Весь день Мэнсон, занимаясь обычным делом, с неудовольствием и сожалением думал о данном им обещании. Он сумасшедший, этот Денни, и рано или поздно впутает его в серьезные неприятности. И то, что он собирается сделать, – ужасно, это нарушение закона, которое, если откроется, приведет их обоих на скамью подсудимых. А может быть, их даже исключат из сословия врачей. Дрожь настоящего ужаса пронизала Эндрю при мысли о том, что открытая перед ним прекрасная, блестящая карьера будет неожиданно пресечена, разрушена в самом начале. Он яростно проклинал Филипа и двадцать раз давал себе мысленно клятву не идти с ним.
Тем не менее по какой-то непонятной ему и сложной причине он не мог и не хотел отступить.
В одиннадцать часов Денни и Эндрю, в компании Гоукинса, отправились в самый конец Чэпел-стрит. Вечер был очень темный, дул сильный ветер, который порывами швырял им в лицо мелкие брызги дождя. Денни заранее выработал план действий и все точно рассчитал. Последняя смена спустилась в рудник час тому назад. Кроме нескольких мальчишек, болтавшихся у рыбной лавки старого Томаса, на улице не было никого. Двое мужчин и собака шли тихо. В кармане своего толстого пальто Денни нес шесть палочек динамита, стащенных сегодня специально для него из порохового склада каменоломни Томом Сиджером, сыном его квартирной хозяйки. Эндрю нес шесть жестянок из-под какао с просверленными в крышках дырками, электрический фонарик и кусок фитиля. Надвинув шляпу на лоб, подняв воротник, опустив голову и одним глазом опасливо поглядывая через плечо, он давал только односложные ответы на отрывистые замечания Денни, а в душе у него бушевал вихрь противоречивых ощущений. Он свирепо спрашивал себя, что подумал бы Лэмплоу, благодушный профессор-ортодокс, о его участии в этом из ряда вон выходящем ночном приключении.
Сразу за Глайдер-плейс они добрались до главного уличного люка канализационной трубы – ржавой железной крышки в разрушенном бетоне – и принялись за работу. Эта таившая в себе заразу крышка не открывалась уже много лет, но после некоторых усилий они подняли ее. Затем Эндрю осторожно посветил фонариком в вонючую глубину, где на искрошившейся каменной кладке протекал поток вязкой грязи.
– Красота, не правда ли? – сказал Денни резким шепотом. – Посмотрите, Мэнсон, какие трещины в этом канале. Посмотрите в последний раз!
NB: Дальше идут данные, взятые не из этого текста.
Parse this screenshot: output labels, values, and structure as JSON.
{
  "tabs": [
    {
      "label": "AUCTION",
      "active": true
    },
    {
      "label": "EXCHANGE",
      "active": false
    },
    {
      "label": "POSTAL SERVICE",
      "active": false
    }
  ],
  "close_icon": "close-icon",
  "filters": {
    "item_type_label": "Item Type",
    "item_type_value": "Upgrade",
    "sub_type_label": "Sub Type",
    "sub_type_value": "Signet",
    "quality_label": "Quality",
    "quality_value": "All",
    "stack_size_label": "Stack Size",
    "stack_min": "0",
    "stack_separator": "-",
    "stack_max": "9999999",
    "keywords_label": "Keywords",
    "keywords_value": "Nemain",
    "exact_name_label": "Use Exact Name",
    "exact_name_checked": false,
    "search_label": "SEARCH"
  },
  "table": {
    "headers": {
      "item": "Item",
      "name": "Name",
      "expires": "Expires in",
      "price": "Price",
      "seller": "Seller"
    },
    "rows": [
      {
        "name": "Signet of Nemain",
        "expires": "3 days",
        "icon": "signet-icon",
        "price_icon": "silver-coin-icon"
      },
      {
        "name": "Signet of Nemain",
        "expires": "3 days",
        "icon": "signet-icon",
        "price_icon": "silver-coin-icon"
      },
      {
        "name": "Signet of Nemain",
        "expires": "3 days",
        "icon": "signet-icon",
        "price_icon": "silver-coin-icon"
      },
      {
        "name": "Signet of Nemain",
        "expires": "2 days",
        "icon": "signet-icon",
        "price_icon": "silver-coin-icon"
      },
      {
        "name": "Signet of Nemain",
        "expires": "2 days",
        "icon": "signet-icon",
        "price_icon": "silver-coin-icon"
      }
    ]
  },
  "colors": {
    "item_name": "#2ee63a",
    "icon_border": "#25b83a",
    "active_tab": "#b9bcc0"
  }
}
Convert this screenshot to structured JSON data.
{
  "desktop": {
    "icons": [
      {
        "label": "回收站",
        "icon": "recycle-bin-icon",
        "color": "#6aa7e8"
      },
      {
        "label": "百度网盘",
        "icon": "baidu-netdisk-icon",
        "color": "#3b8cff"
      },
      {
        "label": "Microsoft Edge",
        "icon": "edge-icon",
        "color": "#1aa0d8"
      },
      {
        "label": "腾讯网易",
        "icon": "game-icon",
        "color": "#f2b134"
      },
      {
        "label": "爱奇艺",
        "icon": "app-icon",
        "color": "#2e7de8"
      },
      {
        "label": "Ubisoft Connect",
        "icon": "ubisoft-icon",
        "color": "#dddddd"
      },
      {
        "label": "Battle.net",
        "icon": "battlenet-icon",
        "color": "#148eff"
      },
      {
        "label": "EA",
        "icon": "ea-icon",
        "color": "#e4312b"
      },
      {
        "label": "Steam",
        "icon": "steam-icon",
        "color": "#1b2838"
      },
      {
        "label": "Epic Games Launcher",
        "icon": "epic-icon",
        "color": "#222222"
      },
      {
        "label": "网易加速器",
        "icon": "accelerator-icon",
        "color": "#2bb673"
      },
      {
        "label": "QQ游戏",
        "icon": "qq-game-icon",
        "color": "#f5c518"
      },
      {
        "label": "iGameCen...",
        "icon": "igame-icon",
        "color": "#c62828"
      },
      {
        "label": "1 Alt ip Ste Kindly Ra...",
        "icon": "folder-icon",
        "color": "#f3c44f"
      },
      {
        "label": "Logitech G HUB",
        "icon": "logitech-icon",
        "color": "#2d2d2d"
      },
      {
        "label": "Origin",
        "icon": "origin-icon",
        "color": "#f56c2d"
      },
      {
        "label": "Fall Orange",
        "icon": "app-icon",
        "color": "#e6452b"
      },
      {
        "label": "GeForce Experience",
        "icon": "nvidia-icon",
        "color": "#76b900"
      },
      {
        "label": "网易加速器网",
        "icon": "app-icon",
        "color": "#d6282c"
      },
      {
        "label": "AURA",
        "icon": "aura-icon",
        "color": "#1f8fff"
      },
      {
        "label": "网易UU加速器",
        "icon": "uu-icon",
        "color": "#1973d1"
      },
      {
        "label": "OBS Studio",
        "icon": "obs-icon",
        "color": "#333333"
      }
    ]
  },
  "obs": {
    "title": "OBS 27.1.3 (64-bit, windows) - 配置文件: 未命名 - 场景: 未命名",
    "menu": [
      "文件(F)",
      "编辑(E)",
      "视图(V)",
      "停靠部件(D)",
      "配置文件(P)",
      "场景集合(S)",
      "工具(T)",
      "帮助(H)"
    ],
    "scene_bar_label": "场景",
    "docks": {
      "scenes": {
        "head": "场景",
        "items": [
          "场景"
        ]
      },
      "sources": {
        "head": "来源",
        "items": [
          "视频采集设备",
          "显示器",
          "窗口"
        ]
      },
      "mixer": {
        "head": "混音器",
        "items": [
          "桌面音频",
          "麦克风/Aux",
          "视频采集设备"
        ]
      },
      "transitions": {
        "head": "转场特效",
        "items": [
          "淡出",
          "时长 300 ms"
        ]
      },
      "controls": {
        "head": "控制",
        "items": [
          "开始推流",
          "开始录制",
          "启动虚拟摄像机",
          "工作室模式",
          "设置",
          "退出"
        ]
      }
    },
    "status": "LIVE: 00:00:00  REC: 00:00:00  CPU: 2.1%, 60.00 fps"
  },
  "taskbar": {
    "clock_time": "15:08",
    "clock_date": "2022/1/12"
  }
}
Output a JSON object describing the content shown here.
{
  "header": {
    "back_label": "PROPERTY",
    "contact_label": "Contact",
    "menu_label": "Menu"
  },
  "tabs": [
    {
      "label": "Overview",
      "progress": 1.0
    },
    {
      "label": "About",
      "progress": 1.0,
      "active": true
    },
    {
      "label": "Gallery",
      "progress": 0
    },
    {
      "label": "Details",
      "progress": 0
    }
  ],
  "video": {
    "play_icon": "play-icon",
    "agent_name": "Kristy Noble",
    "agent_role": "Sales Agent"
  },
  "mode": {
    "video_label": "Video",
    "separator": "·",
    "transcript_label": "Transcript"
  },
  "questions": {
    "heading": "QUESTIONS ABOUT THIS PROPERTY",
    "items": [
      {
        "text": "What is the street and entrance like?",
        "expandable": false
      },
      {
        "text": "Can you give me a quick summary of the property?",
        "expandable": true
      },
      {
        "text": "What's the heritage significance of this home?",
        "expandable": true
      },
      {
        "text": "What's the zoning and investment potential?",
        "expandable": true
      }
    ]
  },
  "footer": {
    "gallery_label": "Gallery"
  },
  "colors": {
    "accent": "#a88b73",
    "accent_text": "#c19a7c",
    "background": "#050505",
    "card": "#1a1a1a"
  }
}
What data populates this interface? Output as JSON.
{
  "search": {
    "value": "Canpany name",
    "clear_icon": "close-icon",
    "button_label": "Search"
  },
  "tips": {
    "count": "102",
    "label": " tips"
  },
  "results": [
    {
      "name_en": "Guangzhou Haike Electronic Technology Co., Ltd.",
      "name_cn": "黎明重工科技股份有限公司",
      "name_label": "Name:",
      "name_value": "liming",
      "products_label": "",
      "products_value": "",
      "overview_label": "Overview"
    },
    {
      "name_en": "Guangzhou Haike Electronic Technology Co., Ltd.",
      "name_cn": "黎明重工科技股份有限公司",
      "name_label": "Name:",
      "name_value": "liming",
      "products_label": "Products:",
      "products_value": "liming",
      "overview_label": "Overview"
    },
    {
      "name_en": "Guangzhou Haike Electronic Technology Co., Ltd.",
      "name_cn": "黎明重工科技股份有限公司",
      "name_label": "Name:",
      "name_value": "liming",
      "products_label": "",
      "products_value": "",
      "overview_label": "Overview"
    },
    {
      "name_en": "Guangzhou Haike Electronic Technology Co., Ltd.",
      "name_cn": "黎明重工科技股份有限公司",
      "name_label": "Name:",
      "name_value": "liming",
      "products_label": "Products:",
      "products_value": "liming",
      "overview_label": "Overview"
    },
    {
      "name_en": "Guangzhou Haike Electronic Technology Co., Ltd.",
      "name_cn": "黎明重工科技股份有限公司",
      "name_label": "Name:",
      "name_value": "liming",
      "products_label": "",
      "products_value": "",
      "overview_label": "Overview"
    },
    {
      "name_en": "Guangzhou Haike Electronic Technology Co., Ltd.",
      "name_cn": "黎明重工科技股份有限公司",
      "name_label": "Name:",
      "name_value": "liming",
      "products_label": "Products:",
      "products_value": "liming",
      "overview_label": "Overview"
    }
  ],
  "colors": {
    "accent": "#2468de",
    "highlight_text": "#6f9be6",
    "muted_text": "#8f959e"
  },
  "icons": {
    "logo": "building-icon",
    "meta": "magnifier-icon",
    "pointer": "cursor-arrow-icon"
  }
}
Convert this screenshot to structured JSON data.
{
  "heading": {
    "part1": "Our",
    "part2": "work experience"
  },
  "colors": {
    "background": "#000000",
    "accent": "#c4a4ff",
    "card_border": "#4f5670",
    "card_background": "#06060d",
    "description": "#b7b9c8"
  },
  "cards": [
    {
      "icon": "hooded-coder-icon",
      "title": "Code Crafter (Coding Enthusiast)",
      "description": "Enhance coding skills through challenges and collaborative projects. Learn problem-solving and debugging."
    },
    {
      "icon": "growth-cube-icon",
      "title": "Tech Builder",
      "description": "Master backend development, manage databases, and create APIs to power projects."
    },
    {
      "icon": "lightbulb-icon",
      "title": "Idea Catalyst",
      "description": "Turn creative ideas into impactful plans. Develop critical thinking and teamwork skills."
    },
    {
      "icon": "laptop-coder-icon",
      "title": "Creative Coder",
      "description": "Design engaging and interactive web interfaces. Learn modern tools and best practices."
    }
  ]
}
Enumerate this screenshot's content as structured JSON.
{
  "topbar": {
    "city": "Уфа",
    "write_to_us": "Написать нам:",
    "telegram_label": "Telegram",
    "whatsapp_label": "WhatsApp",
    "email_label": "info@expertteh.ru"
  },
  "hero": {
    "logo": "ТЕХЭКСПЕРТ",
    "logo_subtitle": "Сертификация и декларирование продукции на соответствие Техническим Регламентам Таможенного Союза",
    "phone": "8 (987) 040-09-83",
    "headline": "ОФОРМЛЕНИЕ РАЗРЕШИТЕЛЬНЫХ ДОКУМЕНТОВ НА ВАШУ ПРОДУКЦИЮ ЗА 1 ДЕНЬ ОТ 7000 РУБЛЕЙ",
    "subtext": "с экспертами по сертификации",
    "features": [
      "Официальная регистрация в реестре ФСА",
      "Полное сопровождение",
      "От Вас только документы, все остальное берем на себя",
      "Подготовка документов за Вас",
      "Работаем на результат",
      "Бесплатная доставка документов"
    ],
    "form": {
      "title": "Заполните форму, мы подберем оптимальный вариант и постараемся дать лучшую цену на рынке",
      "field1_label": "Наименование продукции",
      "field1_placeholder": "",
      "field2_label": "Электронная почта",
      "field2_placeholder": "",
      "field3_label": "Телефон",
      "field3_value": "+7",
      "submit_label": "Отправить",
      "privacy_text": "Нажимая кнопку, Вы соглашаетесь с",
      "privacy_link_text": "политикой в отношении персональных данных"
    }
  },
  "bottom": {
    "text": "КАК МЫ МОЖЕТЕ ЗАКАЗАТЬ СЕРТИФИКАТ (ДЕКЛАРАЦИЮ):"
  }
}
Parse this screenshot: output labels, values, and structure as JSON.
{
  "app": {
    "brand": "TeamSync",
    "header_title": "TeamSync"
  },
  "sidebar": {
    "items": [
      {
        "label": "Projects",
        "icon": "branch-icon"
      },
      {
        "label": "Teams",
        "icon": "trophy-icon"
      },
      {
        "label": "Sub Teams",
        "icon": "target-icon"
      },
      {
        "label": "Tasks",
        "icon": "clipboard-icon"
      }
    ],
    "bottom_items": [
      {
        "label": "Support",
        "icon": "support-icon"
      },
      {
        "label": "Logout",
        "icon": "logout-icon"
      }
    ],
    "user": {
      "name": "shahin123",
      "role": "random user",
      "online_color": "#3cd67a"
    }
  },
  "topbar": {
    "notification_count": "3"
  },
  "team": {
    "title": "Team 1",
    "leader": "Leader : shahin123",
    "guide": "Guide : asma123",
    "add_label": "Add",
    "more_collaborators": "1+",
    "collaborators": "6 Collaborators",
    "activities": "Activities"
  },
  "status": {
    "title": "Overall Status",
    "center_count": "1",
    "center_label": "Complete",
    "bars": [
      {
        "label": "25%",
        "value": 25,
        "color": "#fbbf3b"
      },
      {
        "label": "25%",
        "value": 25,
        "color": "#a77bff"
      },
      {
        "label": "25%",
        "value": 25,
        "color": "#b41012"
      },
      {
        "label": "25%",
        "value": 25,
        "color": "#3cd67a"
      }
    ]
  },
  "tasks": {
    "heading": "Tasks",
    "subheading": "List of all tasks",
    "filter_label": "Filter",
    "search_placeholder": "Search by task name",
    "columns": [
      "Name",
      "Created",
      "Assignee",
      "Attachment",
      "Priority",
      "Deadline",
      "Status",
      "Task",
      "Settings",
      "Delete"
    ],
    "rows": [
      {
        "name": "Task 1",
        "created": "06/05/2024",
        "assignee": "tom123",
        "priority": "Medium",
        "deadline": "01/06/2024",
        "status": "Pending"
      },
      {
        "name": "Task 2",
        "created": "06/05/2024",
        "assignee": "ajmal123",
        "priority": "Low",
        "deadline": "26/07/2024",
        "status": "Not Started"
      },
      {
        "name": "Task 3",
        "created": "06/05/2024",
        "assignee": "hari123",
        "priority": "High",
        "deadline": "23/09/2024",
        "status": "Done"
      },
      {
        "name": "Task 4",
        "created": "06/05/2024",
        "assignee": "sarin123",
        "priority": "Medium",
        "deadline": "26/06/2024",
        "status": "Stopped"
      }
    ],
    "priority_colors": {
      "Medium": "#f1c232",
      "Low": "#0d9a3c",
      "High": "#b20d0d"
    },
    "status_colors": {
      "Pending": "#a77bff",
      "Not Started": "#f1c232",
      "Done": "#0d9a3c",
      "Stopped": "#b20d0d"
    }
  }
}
Больше не было сказано ни слова. Настроение Эндрю непонятным образом изменилось: он испытывал теперь сильный подъем духа и был полон решимости не меньше самого Денни. Из-за этой гниющей здесь мерзости умирают люди, а чиновники ничего не хотят предпринять! Так не время теперь вздыхать, сидя у кровати больного, и пичкать его бесполезными микстурами.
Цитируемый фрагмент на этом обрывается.